今年(2025年)1月の日米球界の大きな話題のひとつがイチローの殿堂入りだろう。日米とも現役を引退して5年が経過すると資格を得る。稀代のヒットメーカーとして、プロ野球とMLBで数々の記録を樹立しているだけに、殿堂入りは確実。注目は満票を集めるかどうかだ。日本では初。大リーグでは2019年のマリアーノ・リベラ(ヤンキース、歴代1位の通算652セーブ)一人だけ。イチローが満票なら野手では初めて。もちろん、日本人としても第1号だ。

2001年、イチローがオリックスからマリナーズに移籍したとき、活躍を疑問視するMLB関係者は少なくなかった。パワーがなく、コツコツとヒットを打つイチローのバッティングスタイルを「Hitting Julie(ヒッティング ジュリー。ジュリーは女性の名前。女みたいに弱弱しい打ち方の意)」と揶揄する声をあった。今回、殿堂入り候補に挙がったイチローについて、MLBのHPはそうした当時の声を「バットで黙らせた」と紹介している。

▽「大丈夫ですよ」とさらり

イチローには強く印象に残っていることがある。オリックス入団の3年目(1994年)、イチローは開幕からヒットを量産してレギュラーの座をつかみ、一躍、注目を集めた。そのイチローが初めて関東圏に遠征してきたときだ。運動部のデスクだった私は若手記者を西武ドームに行かせ、イチローの単独取材を指示した。ところが彗星のように現れた新星に在京のマスコミが殺到。マイナー媒体のゲンダイの取材は「次に関東地方に来た時に、と広報に言われ、先送りとなりました」と球場から連絡があった。

グラウンドでイチローを捕まえた記者がその旨伝えた。次回の上京は約1か月後。そのころは打率も下がり、取材のチャンスもなくなると心配したのだ。するとイチローはこともなげにこう答えたそうだ。

「大丈夫ですよ、次に(関東に)来るときにもちゃんと打ってますから」

私も現役時代、売り出し中や活躍し出した若手を取材した。同じような話をしても「頑張ります」とか「次も取材してもらえるように」と言うのがほとんど。
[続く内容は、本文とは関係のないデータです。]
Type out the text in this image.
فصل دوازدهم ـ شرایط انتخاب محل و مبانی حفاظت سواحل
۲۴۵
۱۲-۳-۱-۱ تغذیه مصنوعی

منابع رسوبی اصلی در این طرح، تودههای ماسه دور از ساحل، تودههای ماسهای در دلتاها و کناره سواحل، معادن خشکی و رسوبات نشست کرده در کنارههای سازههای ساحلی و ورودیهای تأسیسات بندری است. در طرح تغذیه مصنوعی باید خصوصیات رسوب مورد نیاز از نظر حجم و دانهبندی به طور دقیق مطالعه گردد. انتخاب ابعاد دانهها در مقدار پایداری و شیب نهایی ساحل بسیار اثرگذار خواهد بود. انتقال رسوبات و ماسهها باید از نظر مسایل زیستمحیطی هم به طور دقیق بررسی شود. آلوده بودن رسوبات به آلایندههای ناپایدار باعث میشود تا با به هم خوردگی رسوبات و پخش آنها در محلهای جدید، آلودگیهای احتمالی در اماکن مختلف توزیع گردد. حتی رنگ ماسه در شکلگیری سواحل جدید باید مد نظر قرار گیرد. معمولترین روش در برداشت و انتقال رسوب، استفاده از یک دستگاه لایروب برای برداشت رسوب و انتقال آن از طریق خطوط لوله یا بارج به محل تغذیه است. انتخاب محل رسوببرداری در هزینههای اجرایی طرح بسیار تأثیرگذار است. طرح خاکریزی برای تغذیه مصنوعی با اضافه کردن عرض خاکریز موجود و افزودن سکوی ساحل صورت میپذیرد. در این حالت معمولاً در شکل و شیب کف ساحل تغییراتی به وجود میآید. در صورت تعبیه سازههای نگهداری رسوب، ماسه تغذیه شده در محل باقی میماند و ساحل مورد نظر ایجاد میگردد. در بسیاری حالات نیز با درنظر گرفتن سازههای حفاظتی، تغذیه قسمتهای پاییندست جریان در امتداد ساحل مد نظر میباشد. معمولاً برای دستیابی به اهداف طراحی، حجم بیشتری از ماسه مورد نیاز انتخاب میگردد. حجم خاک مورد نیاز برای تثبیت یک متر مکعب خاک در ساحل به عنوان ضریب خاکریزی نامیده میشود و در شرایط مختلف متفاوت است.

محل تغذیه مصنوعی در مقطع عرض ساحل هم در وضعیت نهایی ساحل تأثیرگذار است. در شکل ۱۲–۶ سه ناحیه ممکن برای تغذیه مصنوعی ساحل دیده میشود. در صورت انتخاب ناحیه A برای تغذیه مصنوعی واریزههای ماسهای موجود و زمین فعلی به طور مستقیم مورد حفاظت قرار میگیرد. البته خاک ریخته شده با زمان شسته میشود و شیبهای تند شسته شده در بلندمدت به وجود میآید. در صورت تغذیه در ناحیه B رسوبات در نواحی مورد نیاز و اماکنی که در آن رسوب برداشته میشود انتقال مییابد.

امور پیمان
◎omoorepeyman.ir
謙遜なのか、本音なのかはともかく、イチローのような答えをした若手は初めて見聞きした。その言葉通り、イチローはその後も打ち続け、打率3割8分5厘で首位打者になった。

「気持ちが体を動かす」とはスポーツの世界ではよく言われる。イチローの並み外れた技術を支えたのは、その「強いメンタル」。今から思えば、プロ野球3年目にしてMLBでの活躍は約束されていたのかも知れない。